Former Attorney General Loretta Lynch may also come under scrutiny in the report. During the initial email probe, Lynch privately met with former President Bill Clinton on an airplane tarmac in Arizona. Though it is not clear what Bill Clinton and Lynch discussed on the plane in the midst of the email investigation, she expressed regret: “I certainly wouldn’t do it again.”
How did Republicans respond to the report?
Earlier today, three Trump-supporting Republicans drafted a letter expressing concern about the final version of the report. Reps. Andy Biggs, Ron DeSantis, and Matt Gaetz wrote to Horowitz asking him to release the report’s initial drafts along with the final published form due to concerns that the report may have been weakened over time and editing. Although they commend the report for being “thorough and accurate,” they write that “people may have changed the report in a way that obfuscates your findings.” They expressed worries that members of the DOJ and FBI may have changed the draft over the past month.
What has Trump said about the inspector general’s report?
Trump eagerly anticipated the release of the Inspector General’s report. He has openly criticized how long it took the report to be published, by tweeting, “Numerous delays. Hope Report is not being changed and made weaker!”

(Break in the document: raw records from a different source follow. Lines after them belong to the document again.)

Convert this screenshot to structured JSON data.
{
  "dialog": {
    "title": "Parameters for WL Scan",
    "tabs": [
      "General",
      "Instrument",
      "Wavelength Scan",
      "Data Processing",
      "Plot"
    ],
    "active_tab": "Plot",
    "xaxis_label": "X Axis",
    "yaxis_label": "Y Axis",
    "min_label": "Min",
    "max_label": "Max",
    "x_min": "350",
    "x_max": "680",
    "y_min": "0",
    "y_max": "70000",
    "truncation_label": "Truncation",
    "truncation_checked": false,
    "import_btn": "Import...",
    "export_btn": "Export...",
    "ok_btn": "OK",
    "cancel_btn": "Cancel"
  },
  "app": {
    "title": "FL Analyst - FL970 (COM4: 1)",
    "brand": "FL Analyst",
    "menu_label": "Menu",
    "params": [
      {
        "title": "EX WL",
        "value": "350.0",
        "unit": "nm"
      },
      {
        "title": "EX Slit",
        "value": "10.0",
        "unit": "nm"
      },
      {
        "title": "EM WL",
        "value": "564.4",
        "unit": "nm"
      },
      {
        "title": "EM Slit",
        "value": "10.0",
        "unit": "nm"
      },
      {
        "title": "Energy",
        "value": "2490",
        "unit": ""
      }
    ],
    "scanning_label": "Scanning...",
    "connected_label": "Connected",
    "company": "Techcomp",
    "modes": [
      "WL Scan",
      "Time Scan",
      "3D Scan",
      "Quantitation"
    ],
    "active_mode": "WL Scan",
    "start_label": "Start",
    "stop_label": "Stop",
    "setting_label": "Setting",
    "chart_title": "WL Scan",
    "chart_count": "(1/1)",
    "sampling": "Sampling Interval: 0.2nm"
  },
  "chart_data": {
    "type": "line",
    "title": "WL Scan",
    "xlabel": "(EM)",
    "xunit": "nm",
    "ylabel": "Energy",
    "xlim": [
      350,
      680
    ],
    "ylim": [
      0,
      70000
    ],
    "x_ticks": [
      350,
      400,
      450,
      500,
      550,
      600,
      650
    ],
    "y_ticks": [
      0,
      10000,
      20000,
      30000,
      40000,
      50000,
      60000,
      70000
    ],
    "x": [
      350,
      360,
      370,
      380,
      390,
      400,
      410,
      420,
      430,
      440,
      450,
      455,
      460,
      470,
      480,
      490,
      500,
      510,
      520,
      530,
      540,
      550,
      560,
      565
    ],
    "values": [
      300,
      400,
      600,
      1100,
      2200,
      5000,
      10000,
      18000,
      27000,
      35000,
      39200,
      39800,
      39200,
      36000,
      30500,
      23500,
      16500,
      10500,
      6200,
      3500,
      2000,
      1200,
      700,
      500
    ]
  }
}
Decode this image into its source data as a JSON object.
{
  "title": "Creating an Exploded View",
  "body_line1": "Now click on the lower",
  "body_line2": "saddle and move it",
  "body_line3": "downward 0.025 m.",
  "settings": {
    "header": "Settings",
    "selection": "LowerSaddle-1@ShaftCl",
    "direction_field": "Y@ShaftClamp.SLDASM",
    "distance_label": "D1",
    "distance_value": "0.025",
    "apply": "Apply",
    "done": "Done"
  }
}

He has also expressed hope that the report will validate his decision to fire James Comey by providing evidence of Comey’s incompetence. He recently tweeted “When will people start saying, ‘thank you, Mr. President, for firing James Comey?” and later commented to the press that the June 14 report may turn out to be “a nice birthday president.”
What is taking so long with the Inspector General’s Report on Crooked Hillary and Slippery James Comey. Numerous delays. Hope Report is not being changed and made weaker! There are so many horrible things to tell, the public has the right to know. Transparency!
— Donald J. Trump (@realDonaldTrump) June 5, 2018
White House spokeswoman Sarah Huckabee Sanders said that the president wanted the report to be transparent but also “expedited and completed quickly.”
“I think the President would like to see this process move faster,” she said at a press briefing in early June. “They’ve been obsessed with a number of other issues in which they’ve spent a great deal of time on. I think he’d like to see some of that spread out and some time spent on that.”
Trump is expected to use any negative findings about Comey to attempt to further undermine his credibility, since Comey has also testified under oath that the president asked him to drop an investigation into former National Security Advisor Michael Flynn and sought to secure his personal loyalty, claims that the president denies vehemently.